Gretel’s acts of kindness are interspersed with moments of rage and cruelty,
demonstrating with Boyne’s gentle touch, that nothing – even the most extreme
of acts – are as black and white as they seem.
The Bullet That Missed by Richard Osman is
published in hardback by Viking.
If you’re
late to the incredible hype surrounding Richard Osman’s blockbuster series The
Thursday Murder Club, don’t make the mistake of thinking you can just pick
things up with the third instalment. Any newbie reading The Bullet That Missed
will be left completely in the dark, as Osman makes no attempt to introduce the
characters – he just dives straight into the action. But for fans of the
series, it will be a welcome continuation of the storyline. We’re back with
Elizabeth, Joyce, Ron and Ibrahim – along with some of their old friends – as
they once again find themselves embroiled in trouble. This time, the gang are
trying to solve a decades-old murder case – and Elizabeth’s past comes back to
haunt her. While The Bullet That Missed doesn’t really give readers anything
new, Osman is onto a winning formula, and fans will be delighted by the
familiar warmth of the characters and setting.
Non-fiction
Nomad
Century: How To Survive The Climate Upheaval by Gaia Vince is published in
hardback by Allen Lane.
Amid her bleak prophecy of a planet rendered largely unliveable by climate change before the end of the century, Gaia Vince offers a radical outlook that insists a solution is not a lost cause.

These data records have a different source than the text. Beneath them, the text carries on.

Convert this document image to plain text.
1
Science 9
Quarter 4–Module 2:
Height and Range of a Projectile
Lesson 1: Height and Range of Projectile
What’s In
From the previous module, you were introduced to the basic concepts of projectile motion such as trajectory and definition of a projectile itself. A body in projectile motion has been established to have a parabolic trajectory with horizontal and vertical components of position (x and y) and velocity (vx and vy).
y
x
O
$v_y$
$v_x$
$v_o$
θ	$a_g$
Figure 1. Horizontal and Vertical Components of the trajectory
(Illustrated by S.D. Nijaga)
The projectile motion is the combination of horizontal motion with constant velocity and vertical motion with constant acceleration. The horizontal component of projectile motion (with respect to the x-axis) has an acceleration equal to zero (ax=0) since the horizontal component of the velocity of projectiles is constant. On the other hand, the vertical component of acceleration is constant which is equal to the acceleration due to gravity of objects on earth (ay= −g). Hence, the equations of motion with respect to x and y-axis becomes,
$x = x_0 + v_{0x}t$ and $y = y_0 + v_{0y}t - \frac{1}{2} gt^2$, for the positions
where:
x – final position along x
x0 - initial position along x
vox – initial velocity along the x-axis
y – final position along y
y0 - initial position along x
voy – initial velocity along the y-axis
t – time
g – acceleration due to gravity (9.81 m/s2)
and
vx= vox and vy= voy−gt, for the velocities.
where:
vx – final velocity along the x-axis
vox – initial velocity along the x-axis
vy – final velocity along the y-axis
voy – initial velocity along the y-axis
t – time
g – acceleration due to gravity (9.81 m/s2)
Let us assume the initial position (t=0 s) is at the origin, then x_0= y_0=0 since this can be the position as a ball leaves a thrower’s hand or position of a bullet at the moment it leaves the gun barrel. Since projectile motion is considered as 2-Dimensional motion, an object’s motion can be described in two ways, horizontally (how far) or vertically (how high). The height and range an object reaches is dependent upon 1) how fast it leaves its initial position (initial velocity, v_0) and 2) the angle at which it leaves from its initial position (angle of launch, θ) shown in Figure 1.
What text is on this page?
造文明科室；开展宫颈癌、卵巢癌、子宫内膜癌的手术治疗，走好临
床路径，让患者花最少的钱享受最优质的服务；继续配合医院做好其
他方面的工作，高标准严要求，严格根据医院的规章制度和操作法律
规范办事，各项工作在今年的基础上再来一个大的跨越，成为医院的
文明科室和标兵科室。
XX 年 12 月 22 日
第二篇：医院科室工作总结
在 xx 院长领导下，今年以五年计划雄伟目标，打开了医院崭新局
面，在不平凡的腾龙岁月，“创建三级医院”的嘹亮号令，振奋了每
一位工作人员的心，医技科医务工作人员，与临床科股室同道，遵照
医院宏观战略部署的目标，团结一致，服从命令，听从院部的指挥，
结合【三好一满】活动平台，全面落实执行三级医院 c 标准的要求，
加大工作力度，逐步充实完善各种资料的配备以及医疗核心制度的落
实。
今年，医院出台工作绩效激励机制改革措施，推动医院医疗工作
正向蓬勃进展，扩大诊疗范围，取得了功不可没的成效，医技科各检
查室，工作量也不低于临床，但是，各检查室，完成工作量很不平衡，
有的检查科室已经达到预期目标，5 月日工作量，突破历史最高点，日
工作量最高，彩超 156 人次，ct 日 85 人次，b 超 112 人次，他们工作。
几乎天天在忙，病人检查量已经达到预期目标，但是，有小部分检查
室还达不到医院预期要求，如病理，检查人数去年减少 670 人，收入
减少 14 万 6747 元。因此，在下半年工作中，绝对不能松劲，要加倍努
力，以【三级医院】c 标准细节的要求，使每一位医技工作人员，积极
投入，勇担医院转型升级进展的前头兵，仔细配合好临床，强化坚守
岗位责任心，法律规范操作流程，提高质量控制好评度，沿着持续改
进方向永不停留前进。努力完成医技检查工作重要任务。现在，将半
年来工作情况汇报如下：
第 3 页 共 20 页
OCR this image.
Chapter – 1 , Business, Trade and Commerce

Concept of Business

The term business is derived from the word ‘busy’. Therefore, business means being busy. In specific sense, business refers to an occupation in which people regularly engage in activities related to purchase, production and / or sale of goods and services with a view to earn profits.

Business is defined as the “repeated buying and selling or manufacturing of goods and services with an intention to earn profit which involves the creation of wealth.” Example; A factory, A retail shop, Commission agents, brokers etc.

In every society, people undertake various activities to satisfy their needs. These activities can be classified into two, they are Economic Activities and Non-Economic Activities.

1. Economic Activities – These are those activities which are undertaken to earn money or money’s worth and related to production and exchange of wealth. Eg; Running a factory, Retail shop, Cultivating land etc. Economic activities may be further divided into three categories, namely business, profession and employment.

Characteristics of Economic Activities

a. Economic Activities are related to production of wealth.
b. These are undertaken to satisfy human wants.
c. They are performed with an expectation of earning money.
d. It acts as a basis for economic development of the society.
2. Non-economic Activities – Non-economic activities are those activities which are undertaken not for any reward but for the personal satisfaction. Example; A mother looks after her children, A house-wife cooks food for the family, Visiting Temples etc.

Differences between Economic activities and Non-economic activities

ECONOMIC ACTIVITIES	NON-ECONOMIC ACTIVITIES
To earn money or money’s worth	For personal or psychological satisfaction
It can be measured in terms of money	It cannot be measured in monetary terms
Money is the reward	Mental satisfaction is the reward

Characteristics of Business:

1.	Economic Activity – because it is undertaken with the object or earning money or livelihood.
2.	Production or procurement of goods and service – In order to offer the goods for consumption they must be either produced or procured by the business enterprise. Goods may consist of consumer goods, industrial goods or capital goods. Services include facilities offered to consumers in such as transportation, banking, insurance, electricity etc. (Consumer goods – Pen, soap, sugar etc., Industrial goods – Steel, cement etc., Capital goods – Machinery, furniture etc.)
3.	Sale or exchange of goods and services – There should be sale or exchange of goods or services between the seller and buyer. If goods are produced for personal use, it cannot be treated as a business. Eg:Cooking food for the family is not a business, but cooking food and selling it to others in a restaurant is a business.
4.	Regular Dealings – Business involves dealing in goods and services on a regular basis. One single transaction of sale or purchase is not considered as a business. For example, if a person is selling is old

Nomad Century paints an apocalyptic vision of what she calls the ‘Four Horsemen of the Anthropocene’ – fire, heat, drought and flood – consuming huge swathes of the southern hemisphere and forcing hundreds of millions on a mass migration northwards. To facilitate even a fraction of that shift, Vince says we must completely reevaluate the rhetoric around migration and its rigid relationship with national identities and borders. She concludes not by doling blame, but by calling for real action now to combat the effects of our over-heating world. By doing so in such an engaging and constructive manner, Vince leaves the reader with more than a few sparks of hope.
Children’s book
Which
Way To Anywhere by Cressida Cowell is published in hardback by Hodder
Children’s Books.
Magic and action are at the heart of Cressida Cowell’s work, and her new adventure is no different. It’s set when every living being on planet Earth is in danger from one of the most ruthless and imperious minds in the Infinite Galaxies. A scary start with a breathtaking chase, as K2 O’Hero tries to escape the terrifying Beast on a far, far away planet – when only a day before all he’d had to worry about were maths tests and his fractious relationship with his step-siblings – and the book continues at a rattling pace. Cowell creates marvellous worlds where witches ride vacuum cleaners instead of brooms and robots who are bad at lying. Some of her invented words will be an interesting challenge to young readers, but the pace of the story will keep them going.